If that's not futuristic enough for you, then you should check out Audi's AI Trail Concept. It's a fully electric off-roader that has five drones that will take flight and illuminate the trail in front of you when driving at night.

Sticking with Audi, this next feature allows your car to communicate with certain city's existing infrastructure, such as the traffic lights. It then gives you a timer for how long the light in front of you will stay red or green, and even show you what speed you should be travelling to make it safely through. It's designed to reduce congestion on the roads, which is handy.

Another cool feature that has also started going mainstream is self-park, which is a boon for those out there who can't seem to get their car between the lines. It's also hand for very tight spots, where it would be difficult to get in and out of the vehicle once parked.

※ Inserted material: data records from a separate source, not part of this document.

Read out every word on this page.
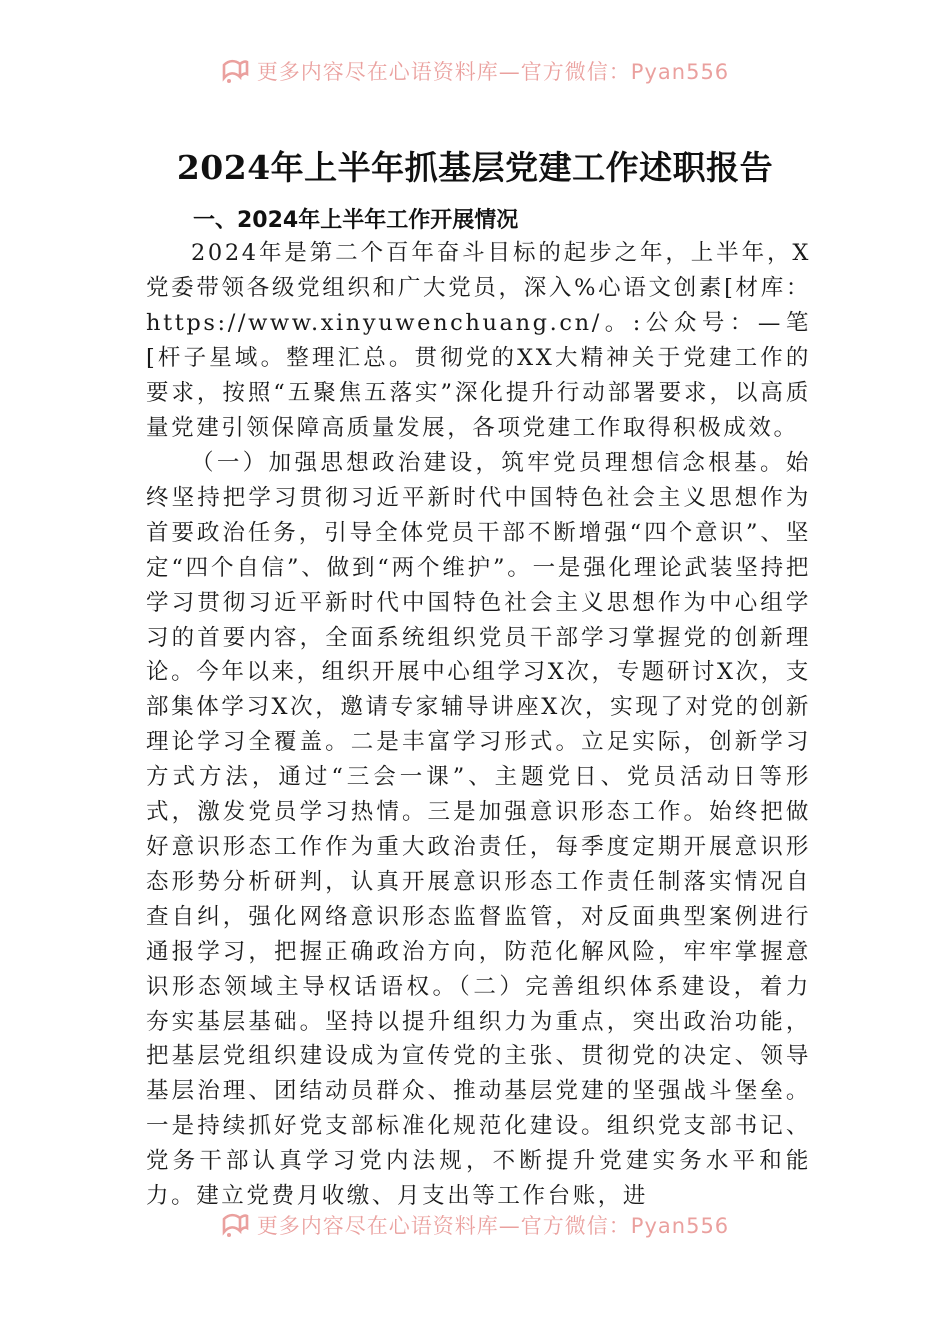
更多内容尽在心语资料库—官方微信：Pyan556
2024年上半年抓基层党建工作述职报告
一、2024年上半年工作开展情况

2024年是第二个百年奋斗目标的起步之年，上半年，X党委带领各级党组织和广大党员，深入%心语文创素[材库：https://www.xinyuwenchuang.cn/。:公众号：—笔[杆子星域。整理汇总。贯彻党的XX大精神关于党建工作的要求，按照“五聚焦五落实”深化提升行动部署要求，以高质量党建引领保障高质量发展，各项党建工作取得积极成效。

（一）加强思想政治建设，筑牢党员理想信念根基。始终坚持把学习贯彻习近平新时代中国特色社会主义思想作为首要政治任务，引导全体党员干部不断增强“四个意识”、坚定“四个自信”、做到“两个维护”。一是强化理论武装坚持把学习贯彻习近平新时代中国特色社会主义思想作为中心组学习的首要内容，全面系统组织党员干部学习掌握党的创新理论。今年以来，组织开展中心组学习X次，专题研讨X次，支部集体学习X次，邀请专家辅导讲座X次，实现了对党的创新理论学习全覆盖。二是丰富学习形式。立足实际，创新学习方式方法，通过“三会一课”、主题党日、党员活动日等形式，激发党员学习热情。三是加强意识形态工作。始终把做好意识形态工作作为重大政治责任，每季度定期开展意识形态形势分析研判，认真开展意识形态工作责任制落实情况自查自纠，强化网络意识形态监督监管，对反面典型案例进行通报学习，把握正确政治方向，防范化解风险，牢牢掌握意识形态领域主导权话语权。（二）完善组织体系建设，着力夯实基层基础。坚持以提升组织力为重点，突出政治功能，把基层党组织建设成为宣传党的主张、贯彻党的决定、领导基层治理、团结动员群众、推动基层党建的坚强战斗堡垒。一是持续抓好党支部标准化规范化建设。组织党支部书记、党务干部认真学习党内法规，不断提升党建实务水平和能力。建立党费月收缴、月支出等工作台账，进

更多内容尽在心语资料库—官方微信：Pyan556
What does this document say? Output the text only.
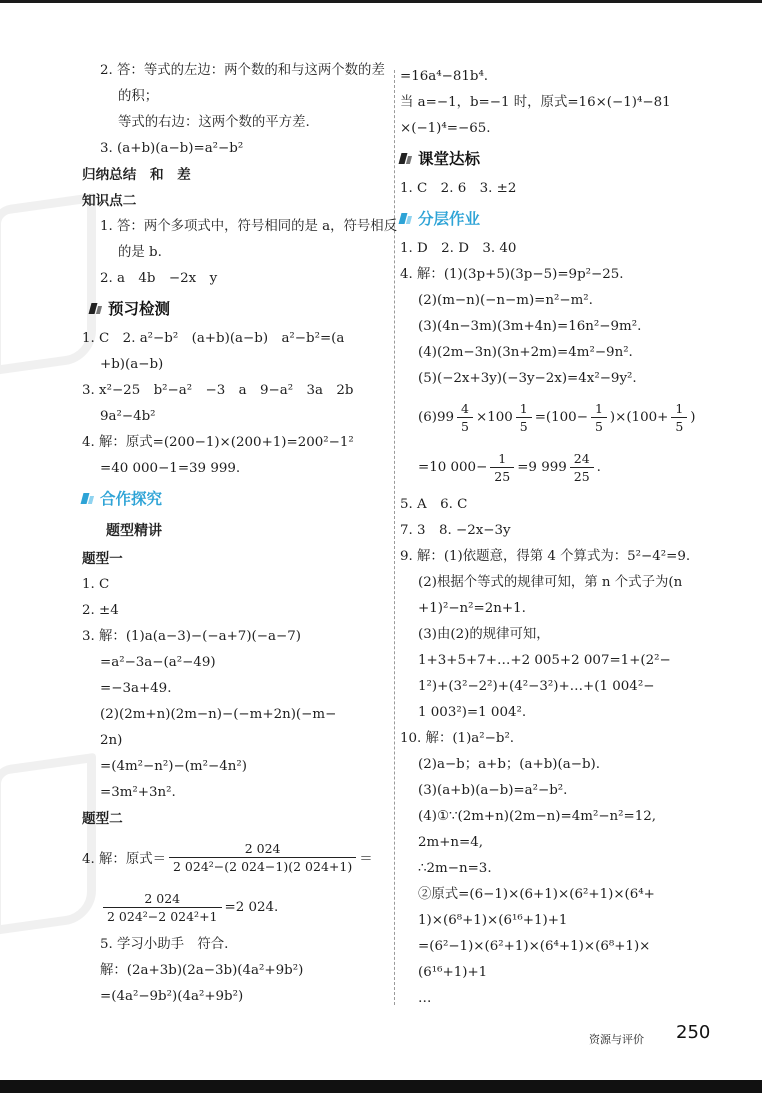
2. 答：等式的左边：两个数的和与这两个数的差
的积；
等式的右边：这两个数的平方差.
3. (a+b)(a−b)=a²−b²
归纳总结　和　差
知识点二
1. 答：两个多项式中，符号相同的是 a，符号相反
的是 b.
2. a　4b　−2x　y
预习检测
1. C　2. a²−b²　(a+b)(a−b)　a²−b²=(a
+b)(a−b)
3. x²−25　b²−a²　−3　a　9−a²　3a　2b
9a²−4b²
4. 解：原式=(200−1)×(200+1)=200²−1²
=40 000−1=39 999.
合作探究
题型精讲
题型一
1. C
2. ±4
3. 解：(1)a(a−3)−(−a+7)(−a−7)
=a²−3a−(a²−49)
=−3a+49.
(2)(2m+n)(2m−n)−(−m+2n)(−m−
2n)
=(4m²−n²)−(m²−4n²)
=3m²+3n².
题型二
4. 解：原式＝ $\frac{2 024}{\text{2 024²−(2 024−1)(2 024+1)}}$ ＝
$\frac{2 024}{\text{2 024²−2 024²+1}} =2$ 024.
5. 学习小助手　符合.
解：(2a+3b)(2a−3b)(4a²+9b²)
=(4a²−9b²)(4a²+9b²)
=16a⁴−81b⁴.
当 a=−1，b=−1 时，原式=16×(−1)⁴−81
×(−1)⁴=−65.
课堂达标
1. C　2. 6　3. ±2
分层作业
1. D　2. D　3. 40
4. 解：(1)(3p+5)(3p−5)=9p²−25.
(2)(m−n)(−n−m)=n²−m².
(3)(4n−3m)(3m+4n)=16n²−9m².
(4)(2m−3n)(3n+2m)=4m²−9n².
(5)(−2x+3y)(−3y−2x)=4x²−9y².
$(6)99 \frac{4}{5} \times 100 \frac{1}{5} =(100- \frac{1}{5} )\times(100+ \frac{1}{5}$ )
=10 $000- \frac{1}{25} =9$ $999 \frac{24}{25}$ .
5. A　6. C
7. 3　8. −2x−3y
9. 解：(1)依题意，得第 4 个算式为：5²−4²=9.
(2)根据个等式的规律可知，第 n 个式子为(n
+1)²−n²=2n+1.
(3)由(2)的规律可知，
1+3+5+7+…+2 005+2 007=1+(2²−
1²)+(3²−2²)+(4²−3²)+…+(1 004²−
1 003²)=1 004².
10. 解：(1)a²−b².
(2)a−b；a+b；(a+b)(a−b).
(3)(a+b)(a−b)=a²−b².
(4)①∵(2m+n)(2m−n)=4m²−n²=12,
2m+n=4,
∴2m−n=3.
②原式=(6−1)×(6+1)×(6²+1)×(6⁴+
1)×(6⁸+1)×(6¹⁶+1)+1
=(6²−1)×(6²+1)×(6⁴+1)×(6⁸+1)×
(6¹⁶+1)+1
…
资源与评价 250
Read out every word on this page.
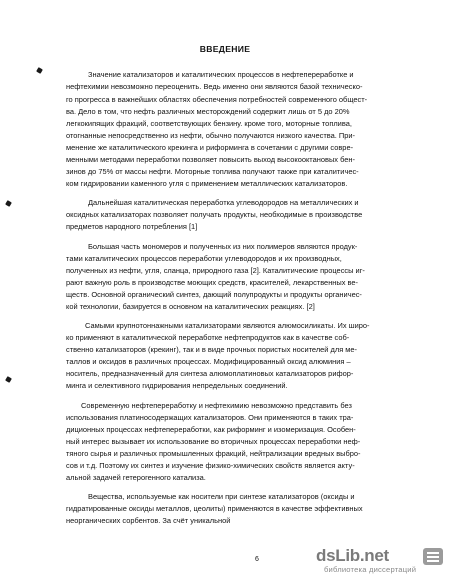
ВВЕДЕНИЕ
Значение катализаторов и каталитических процессов в нефтепереработке и
нефтехимии невозможно переоценить. Ведь именно они являются базой техническо-
го прогресса в важнейших областях обеспечения потребностей современного общест-
ва. Дело в том, что нефть различных месторождений содержит лишь от 5 до 20%
легкокипящих фракций, соответствующих бензину. кроме того, моторные топлива,
отогнанные непосредственно из нефти, обычно получаются низкого качества. При-
менение же каталитического крекинга и риформинга в сочетании с другими совре-
менными методами переработки позволяет повысить выход высокооктановых бен-
зинов до 75% от массы нефти. Моторные топлива получают также при каталитичес-
ком гидрировании каменного угля с применением металлических катализаторов.
Дальнейшая каталитическая переработка углеводородов на металлических и
оксидных катализаторах позволяет получать продукты, необходимые в производстве
предметов народного потребления [1]
Большая часть мономеров и полученных из них полимеров являются продук-
тами каталитических процессов переработки углеводородов и их производных,
полученных из нефти, угля, сланца, природного газа [2]. Каталитические процессы иг-
рают важную роль в производстве моющих средств, красителей, лекарственных ве-
ществ. Основной органический синтез, дающий полупродукты и продукты органичес-
кой технологии, базируется в основном на каталитических реакциях. [2]
Самыми крупнотоннажными катализаторами являются алюмосиликаты. Их широ-
ко применяют в каталитической переработке нефтепродуктов как в качестве соб-
ственно катализаторов (крекинг), так и в виде прочных пористых носителей для ме-
таллов и оксидов в различных процессах. Модифицированный оксид алюминия –
носитель, предназначенный для синтеза алюмоплатиновых катализаторов рифор-
минга и селективного гидрирования непредельных соединений.
Современную нефтепереработку и нефтехимию невозможно представить без
использования платиносодержащих катализаторов. Они применяются в таких тра-
диционных процессах нефтепереработки, как риформинг и изомеризация. Особен-
ный интерес вызывает их использование во вторичных процессах переработки неф-
тяного сырья и различных промышленных фракций, нейтрализации вредных выбро-
сов и т.д. Поэтому их синтез и изучение физико-химических свойств является акту-
альной задачей гетерогенного катализа.
Вещества, используемые как носители при синтезе катализаторов (оксиды и
гидратированные оксиды металлов, цеолиты) применяются в качестве эффективных
неорганических сорбентов. За счёт уникальной
6	dsLib.net
библиотека диссертаций
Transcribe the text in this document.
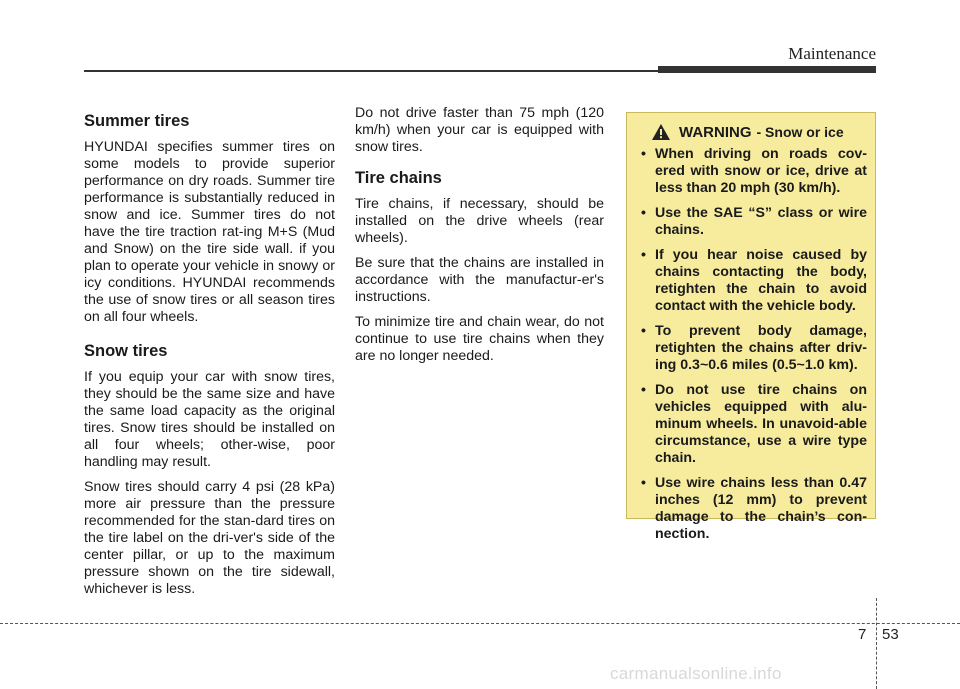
Maintenance
Summer tires

HYUNDAI specifies summer tires on some models to provide superior performance on dry roads. Summer tire performance is substantially reduced in snow and ice. Summer tires do not have the tire traction rat-ing M+S (Mud and Snow) on the tire side wall. if you plan to operate your vehicle in snowy or icy conditions. HYUNDAI recommends the use of snow tires or all season tires on all four wheels.

Snow tires

If you equip your car with snow tires, they should be the same size and have the same load capacity as the original tires. Snow tires should be installed on all four wheels; other-wise, poor handling may result.

Snow tires should carry 4 psi (28 kPa) more air pressure than the pressure recommended for the stan-dard tires on the tire label on the dri-ver's side of the center pillar, or up to the maximum pressure shown on the tire sidewall, whichever is less.

Do not drive faster than 75 mph (120 km/h) when your car is equipped with snow tires.

Tire chains

Tire chains, if necessary, should be installed on the drive wheels (rear wheels).

Be sure that the chains are installed in accordance with the manufactur-er's instructions.

To minimize tire and chain wear, do not continue to use tire chains when they are no longer needed.

WARNING - Snow or ice
• When driving on roads cov-ered with snow or ice, drive at less than 20 mph (30 km/h).
• Use the SAE “S” class or wire chains.
• If you hear noise caused by chains contacting the body, retighten the chain to avoid contact with the vehicle body.
• To prevent body damage, retighten the chains after driv-ing 0.3~0.6 miles (0.5~1.0 km).
• Do not use tire chains on vehicles equipped with alu-minum wheels. In unavoid-able circumstance, use a wire type chain.
• Use wire chains less than 0.47 inches (12 mm) to prevent damage to the chain’s con-nection.
7 53
carmanualsonline.info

Tesla has a nifty feature called Dog Mode, which keeps the climate control on when your pooches are locked in the car while you pop into the shops. It has a message on the display saying that "My owner will be back soon", as well as the temperature inside the car. It's to prevent anyone concerned about the dogs from breaking a window.

Then, it's time for some honourable mentions, such as the interlocking diamonds on BMW's Vision Next 100 that expand and contract as the car turns. It's called Alive Geometry, and it's pretty creepy. Then, there's the DS-X E-Tense Concept car has an open cockpit for the driver, a closed one for the passenger, and a glass floor.

There's a Reanult limousine concept that uses one-sided diamonds as windows, so you can see out but not in, but Ford takes the cake for ingenuity. They recently put out a marketing campaign for their new all-electric Mustang SUV called 'Shrimp In Da Frunk', which speaks for itself, really. We could think of way better things to put on ice instead of shrimp though.